As I said to my younger son, if you’re going to have a problem child, better that it be the dog. Our beloved but selectively compliant grand dog, Winston, is back again for another of his multi-month sojourns at Camp Grammy and Grampy.
We adore Winston even though his breed is known for emitting loud snores from one end and noxious streams of post-digestive kibble emissions from the other. Sometimes both Olof and I wake up in the middle of the night simultaneously exclaiming, “Geesh, Winston!” It’s like sleeping with a flatulating white noise machine.
Winston’s positive traits, however, are many: he loves people albeit a tad over-enthusiastically (think slobber facial). He is wonderfully gentle with our tiny grandchildren and our neighbor kids. A more affectionate dog you couldn’t find.
Well, that is until a dog walks by our front gate at which point he launches into his Cujo imitation. I don’t know what Winston thinks he’s protecting us from, but he’s pretty clear we need it. Ironically, as soon as you get a dog on our side of the gate, he’s Winston’s new best friend. Dog owners who don’t know Winston can be forgiven for not wanting to take my word for it.
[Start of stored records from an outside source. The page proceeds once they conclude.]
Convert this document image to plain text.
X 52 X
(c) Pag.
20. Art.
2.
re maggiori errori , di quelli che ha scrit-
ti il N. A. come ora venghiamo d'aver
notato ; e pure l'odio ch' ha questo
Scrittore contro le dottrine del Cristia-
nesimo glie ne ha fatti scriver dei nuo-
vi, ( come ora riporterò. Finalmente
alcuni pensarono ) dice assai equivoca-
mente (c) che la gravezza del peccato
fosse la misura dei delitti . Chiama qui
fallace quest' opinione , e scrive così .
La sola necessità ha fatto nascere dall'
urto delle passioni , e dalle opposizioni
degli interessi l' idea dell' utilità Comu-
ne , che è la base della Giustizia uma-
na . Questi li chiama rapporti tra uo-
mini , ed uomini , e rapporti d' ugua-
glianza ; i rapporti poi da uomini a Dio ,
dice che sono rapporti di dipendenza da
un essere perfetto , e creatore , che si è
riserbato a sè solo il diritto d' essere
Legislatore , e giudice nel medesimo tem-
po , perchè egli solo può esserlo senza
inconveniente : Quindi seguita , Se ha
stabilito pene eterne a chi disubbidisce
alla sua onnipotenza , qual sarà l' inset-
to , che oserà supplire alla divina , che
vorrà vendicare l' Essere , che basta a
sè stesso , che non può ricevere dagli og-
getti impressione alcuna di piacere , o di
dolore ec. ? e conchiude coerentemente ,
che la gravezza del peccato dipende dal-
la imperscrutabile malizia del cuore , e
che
Our son and daughter-in-law don’t have walk-by traffic at their house but we see a dog every five minutes. We have spent a fortune in trainers in an effort to persuade Winston to be less territorial at our house. In fact, the third trainer finally referred us to a “behavior collar” trainer whom I wrote about previously. Winston definitely improved during that stay with us, but using that collar truly took more out of me than him. (A letter from Winston’s attorney says he begs to differ.)
When Winston arrived for his most recent stay, I couldn’t help but be totally dazzled by a woman in my neighborhood who walked by my house every day with – count ‘em – FIVE dogs off leash. Chatting with her one day over the fence (I could barely hear her over Winston’s massive snarlathon while her canine entourage sat obediently) she offered to take Winston for a test walk the next day with her chihuahua.
I could only assume she didn’t like the chihuahua and wanted to get rid of it. But post walk, she reported that Winston had behaved just fine. When he started to “alert” to other dogs they encountered, she corrected him.
“With what?” I said, “A two by four?”
It became instantly clear who the alpha entity was in Winston’s and my relationship. And it wasn’t me.
And thus we ended up hiring Trainer No. 5. No, not the neighbor. She is obviously a natural dog whisperer (and I would have hired her in a heartbeat). She doesn’t do training but knew someone she really thought could up Winston’s game.
Winston initially rolled his eyes when the new trainer arrived, as if to say, “Are we really going to do this again? For all that money, you guys could have bought me a lot of chew toys. Or yourselves a whole new dog.”